Jamie Dimon isn't going anywhere...
Investors in JPMorgan Chase (JPM) got great news earlier this month when CEO Jamie Dimon announced that even after he eventually steps down from being CEO, he'll remain a steadying hand.
Dimon has been the head of the U.S.'s largest and most profitable lender since 2005 and chairman of the board since 2006. However, even after he retires as CEO, he plans on staying in the chairman position.
Dimon has been one of the most influential figures in the financial industry for many years, having earned the reputation as one of the toughest and most successful CEOs on Wall Street.
Even though the "London Whale" trading loss incident occurred under his watch, which recorded a $6.2 billion loss for the bank in 2012, Jamie Dimon is well-known and respected for his strict risk management approach.
He protected the bank against the 2008 financial crash with his move to unload $12 billion of subprime mortgages in 2006.
Thanks to his vision and disciplined approach, JPMorgan Chase outmaneuvered its rivals during the 2008 financial crisis and has become the world's biggest bank by market capitalization.
His influence has been so important for the firm that shareholders are now concerned about the post-Dimon era.
Investors have a reason to hold onto Dimon beyond just sentiment...
Considering how dominant JPMorgan has been with Dimon at its head, investors should be ecstatic that Dimon isn't jumping ship anytime soon.
The average bank's Uniform return on equity ("ROE") hovers between 12% to 15%.
Yet over the past 10 years, JPMorgan has consistently seen ROE above that. Even as the bank took a hit in 2020 because of coronavirus-related issues, Dimon was able to quickly turn the wheel around to a staggering 23% Uniform ROE in 2021.
Dimon's leadership has helped propel the bank to greater heights... Even at its lowest point in the past three years, JPMorgan saw above average returns for a bank.
However, the market is pricing this magic to fade...

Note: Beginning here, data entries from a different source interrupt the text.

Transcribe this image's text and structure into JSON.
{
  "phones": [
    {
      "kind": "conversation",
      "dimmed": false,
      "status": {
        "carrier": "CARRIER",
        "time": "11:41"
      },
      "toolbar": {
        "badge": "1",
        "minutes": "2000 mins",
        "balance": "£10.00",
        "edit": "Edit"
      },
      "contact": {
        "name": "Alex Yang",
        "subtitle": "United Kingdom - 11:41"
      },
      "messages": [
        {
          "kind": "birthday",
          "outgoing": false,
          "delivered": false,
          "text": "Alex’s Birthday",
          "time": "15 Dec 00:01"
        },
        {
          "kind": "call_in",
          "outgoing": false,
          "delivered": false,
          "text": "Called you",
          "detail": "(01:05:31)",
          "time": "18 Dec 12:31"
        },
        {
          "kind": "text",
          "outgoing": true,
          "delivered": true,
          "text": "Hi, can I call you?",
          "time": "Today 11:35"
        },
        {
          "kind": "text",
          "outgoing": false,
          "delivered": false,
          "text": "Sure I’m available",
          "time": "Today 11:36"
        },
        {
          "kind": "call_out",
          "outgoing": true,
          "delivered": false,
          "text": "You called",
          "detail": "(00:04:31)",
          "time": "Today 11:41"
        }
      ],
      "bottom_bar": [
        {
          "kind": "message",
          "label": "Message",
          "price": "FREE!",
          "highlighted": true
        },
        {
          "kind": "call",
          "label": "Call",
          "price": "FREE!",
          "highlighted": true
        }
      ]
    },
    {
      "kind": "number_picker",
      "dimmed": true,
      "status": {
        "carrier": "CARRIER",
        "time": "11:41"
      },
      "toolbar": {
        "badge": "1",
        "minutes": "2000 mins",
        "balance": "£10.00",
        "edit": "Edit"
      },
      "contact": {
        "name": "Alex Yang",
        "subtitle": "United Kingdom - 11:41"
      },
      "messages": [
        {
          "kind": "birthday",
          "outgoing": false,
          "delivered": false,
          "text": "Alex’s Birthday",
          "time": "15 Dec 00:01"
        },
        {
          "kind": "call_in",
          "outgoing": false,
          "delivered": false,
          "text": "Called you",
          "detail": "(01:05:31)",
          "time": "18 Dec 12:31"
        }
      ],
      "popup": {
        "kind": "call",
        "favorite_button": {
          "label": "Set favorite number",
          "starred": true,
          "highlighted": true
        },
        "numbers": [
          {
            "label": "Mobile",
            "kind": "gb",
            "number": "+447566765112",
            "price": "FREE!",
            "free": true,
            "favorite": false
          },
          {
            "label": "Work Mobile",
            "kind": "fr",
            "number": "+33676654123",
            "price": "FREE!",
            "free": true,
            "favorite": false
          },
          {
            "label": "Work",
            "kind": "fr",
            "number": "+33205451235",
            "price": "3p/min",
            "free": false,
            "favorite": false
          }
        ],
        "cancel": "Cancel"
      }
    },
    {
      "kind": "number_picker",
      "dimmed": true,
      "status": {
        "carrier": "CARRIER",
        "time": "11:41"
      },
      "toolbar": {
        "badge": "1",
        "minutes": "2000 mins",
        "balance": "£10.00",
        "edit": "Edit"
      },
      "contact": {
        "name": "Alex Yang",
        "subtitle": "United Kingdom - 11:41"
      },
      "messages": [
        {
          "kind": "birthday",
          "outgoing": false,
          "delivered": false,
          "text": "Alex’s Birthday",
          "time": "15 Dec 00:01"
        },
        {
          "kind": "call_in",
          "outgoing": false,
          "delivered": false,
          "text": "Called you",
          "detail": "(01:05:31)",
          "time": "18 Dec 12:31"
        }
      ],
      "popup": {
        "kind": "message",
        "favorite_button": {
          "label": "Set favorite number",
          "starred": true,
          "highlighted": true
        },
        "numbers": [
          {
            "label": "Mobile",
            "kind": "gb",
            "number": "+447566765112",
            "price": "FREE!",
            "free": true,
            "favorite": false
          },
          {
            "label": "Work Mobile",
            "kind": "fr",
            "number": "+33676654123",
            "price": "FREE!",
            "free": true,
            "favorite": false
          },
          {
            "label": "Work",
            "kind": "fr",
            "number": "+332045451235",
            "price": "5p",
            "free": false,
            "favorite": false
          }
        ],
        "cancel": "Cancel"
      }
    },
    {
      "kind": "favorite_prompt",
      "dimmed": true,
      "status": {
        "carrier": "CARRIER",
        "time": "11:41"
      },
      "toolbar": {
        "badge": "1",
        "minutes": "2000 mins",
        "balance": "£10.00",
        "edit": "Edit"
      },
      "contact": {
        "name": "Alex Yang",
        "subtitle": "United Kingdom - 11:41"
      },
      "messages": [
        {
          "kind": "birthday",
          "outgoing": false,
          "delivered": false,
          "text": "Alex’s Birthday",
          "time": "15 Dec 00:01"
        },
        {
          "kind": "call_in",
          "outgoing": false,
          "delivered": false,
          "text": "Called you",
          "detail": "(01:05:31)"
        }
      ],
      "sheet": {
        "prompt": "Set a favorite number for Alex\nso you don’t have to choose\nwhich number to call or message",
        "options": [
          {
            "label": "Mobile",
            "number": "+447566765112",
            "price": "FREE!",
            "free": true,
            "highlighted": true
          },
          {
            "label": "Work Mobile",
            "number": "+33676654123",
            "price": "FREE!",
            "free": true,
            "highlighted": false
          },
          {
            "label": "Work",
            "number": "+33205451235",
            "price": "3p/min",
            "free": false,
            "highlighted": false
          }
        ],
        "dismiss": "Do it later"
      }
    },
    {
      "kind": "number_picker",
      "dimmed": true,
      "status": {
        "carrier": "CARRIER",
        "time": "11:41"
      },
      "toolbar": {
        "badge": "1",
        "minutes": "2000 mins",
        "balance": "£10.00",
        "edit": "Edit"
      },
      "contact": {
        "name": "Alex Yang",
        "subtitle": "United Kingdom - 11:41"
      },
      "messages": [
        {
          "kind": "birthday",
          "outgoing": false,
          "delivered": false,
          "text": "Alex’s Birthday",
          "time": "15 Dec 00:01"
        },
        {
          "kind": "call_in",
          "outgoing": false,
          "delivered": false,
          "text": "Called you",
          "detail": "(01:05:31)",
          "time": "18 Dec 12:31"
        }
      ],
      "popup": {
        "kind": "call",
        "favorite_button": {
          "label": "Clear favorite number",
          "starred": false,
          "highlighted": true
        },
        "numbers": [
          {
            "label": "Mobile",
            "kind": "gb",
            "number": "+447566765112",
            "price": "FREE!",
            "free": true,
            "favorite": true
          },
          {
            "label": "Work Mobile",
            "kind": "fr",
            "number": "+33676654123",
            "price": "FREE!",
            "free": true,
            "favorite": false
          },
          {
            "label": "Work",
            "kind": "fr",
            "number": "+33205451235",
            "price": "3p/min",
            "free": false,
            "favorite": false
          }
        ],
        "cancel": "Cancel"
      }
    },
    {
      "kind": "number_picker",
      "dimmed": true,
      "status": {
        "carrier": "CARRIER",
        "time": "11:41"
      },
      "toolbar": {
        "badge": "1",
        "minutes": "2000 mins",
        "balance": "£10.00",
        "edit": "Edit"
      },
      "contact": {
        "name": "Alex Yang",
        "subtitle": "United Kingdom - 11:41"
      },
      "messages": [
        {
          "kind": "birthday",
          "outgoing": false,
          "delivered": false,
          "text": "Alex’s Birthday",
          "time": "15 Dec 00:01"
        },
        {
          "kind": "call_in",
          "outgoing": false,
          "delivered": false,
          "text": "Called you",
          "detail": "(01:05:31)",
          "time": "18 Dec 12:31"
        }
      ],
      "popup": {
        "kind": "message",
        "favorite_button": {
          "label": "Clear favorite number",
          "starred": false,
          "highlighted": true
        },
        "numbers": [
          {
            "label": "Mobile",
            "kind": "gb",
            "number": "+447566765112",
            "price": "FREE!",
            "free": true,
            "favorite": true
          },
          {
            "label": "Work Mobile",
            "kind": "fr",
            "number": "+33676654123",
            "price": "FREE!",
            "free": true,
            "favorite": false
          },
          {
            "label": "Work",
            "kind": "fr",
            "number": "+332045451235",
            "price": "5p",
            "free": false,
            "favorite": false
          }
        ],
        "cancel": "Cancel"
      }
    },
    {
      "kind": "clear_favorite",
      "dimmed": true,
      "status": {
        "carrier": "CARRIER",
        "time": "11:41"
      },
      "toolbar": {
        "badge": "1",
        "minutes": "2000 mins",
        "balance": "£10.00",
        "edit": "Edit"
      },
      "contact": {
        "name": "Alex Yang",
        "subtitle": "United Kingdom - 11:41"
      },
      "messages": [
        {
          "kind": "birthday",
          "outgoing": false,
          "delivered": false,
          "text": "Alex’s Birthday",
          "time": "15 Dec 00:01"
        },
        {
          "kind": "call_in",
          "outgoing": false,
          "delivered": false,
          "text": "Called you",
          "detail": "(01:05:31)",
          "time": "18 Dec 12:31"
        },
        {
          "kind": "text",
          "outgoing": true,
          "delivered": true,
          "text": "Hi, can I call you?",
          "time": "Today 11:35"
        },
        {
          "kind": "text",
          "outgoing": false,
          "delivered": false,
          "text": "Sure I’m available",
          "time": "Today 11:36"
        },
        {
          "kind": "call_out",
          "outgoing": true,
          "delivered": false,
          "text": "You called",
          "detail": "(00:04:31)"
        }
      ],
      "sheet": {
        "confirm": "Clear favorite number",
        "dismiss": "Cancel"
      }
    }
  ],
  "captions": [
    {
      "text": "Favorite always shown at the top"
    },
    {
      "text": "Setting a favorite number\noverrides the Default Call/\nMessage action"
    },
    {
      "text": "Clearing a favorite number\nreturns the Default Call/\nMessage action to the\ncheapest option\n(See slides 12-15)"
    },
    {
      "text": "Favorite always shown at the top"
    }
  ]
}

By utilizing our Embedded Expectations Analysis ("EEA") framework, we can see what investors expect JPMorgan to do at the current stock price.
Stock valuations are typically determined using a discounted cash flow ("DCF") model, which makes assumptions about the future and produces the "intrinsic value" of the stock.
Here at Altimetry, we know models with garbage-in assumptions based on distorted GAAP metrics only come out as garbage. Therefore, we use the current stock price with our EEA to determine what returns the market should expect.
The market clearly understands the value Dimon brings to JPMorgan, as it's pricing in ROE to drop to 16% levels going forward.
While that's still above average bank levels, it's not quite as robust as what JPMorgan has seen in the past.
The market is scared that without Dimon as CEO, JPMorgan won't be able to maintain the returns it's known for and its leading position within the banking world.
However, as Dimon recently indicated, he doesn't plan on leaving the bank anytime soon, even if he does step down as CEO. That means the market may be too pessimistic about the bank's prospects in the next few years.